My first two plantings of bush and pole beans pretty much failed also. Now my third plantings are thriving and I'm so pleased. I understand why new gardeners can get discouraged. After almost 20 seasons it took my three tries to get decent green beans LOL! If at first you don't succeed.... How do you use your Black Turtle beans? I always harvested dry and used for soup over the winter.

Leigh said...

Alex, that's exactly what I do with my black turtles too. Or sometimes cook them as a pot of beans to accompany cornbread. Leftovers go into the soup pot. I can them as well for convenience food.

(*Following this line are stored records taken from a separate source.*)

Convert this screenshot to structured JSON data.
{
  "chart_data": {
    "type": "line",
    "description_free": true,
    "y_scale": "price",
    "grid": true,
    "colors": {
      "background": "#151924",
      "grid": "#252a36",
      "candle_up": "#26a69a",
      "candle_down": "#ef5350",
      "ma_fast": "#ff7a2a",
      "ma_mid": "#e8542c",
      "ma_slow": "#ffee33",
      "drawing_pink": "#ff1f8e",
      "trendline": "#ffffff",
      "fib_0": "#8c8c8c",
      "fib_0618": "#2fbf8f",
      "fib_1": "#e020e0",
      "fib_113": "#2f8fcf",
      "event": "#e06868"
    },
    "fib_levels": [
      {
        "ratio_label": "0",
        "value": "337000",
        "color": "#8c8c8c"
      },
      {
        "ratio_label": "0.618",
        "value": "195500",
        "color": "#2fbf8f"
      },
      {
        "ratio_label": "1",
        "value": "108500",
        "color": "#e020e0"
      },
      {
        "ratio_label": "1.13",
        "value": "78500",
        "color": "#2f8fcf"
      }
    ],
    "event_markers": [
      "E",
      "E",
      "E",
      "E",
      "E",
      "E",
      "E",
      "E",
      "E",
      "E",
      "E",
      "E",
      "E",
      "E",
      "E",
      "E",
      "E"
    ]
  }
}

I'm glad you didn't give up on your beans and are finally having success. Timing seems to be crucial this year, more-so than I remember before. Very discouraging for new gardeners, I'm sure. And I believe there's a lot of them considering how seed sales have gone. But it pays to not give up!

Debby Riddle said...

Aw loved the tour...I always learn so much. I've heard horseradish is hard to get rid of once it gets established. I, however, managed to kill it, or at least drought and neglect did. I love to observe wild plants and how they respond. So many of our wildflowers are bulbs, so I figure that root crops might do well. Leeks, for some reason, grow really well for me emerging after long seasons of drought. Blessings on your basket, and your kneading bowl, your barns, and your larder.

Leigh said...

Debby, there's a story behind that horseradish. Our first garden in that spot was in 2010. I wanted to plant potatoes and read that horseradish makes a good companion for them. But I also read that it's invasive, so I planted it in pots and mostly buried the pots in the potato patch. We pulled out the pots when we harvested the potatoes. I've had horseradish there ever since! Not sure how it spread, 'cuz I planted a hybrid. Maybe the roots escaped through the bottom of the pot!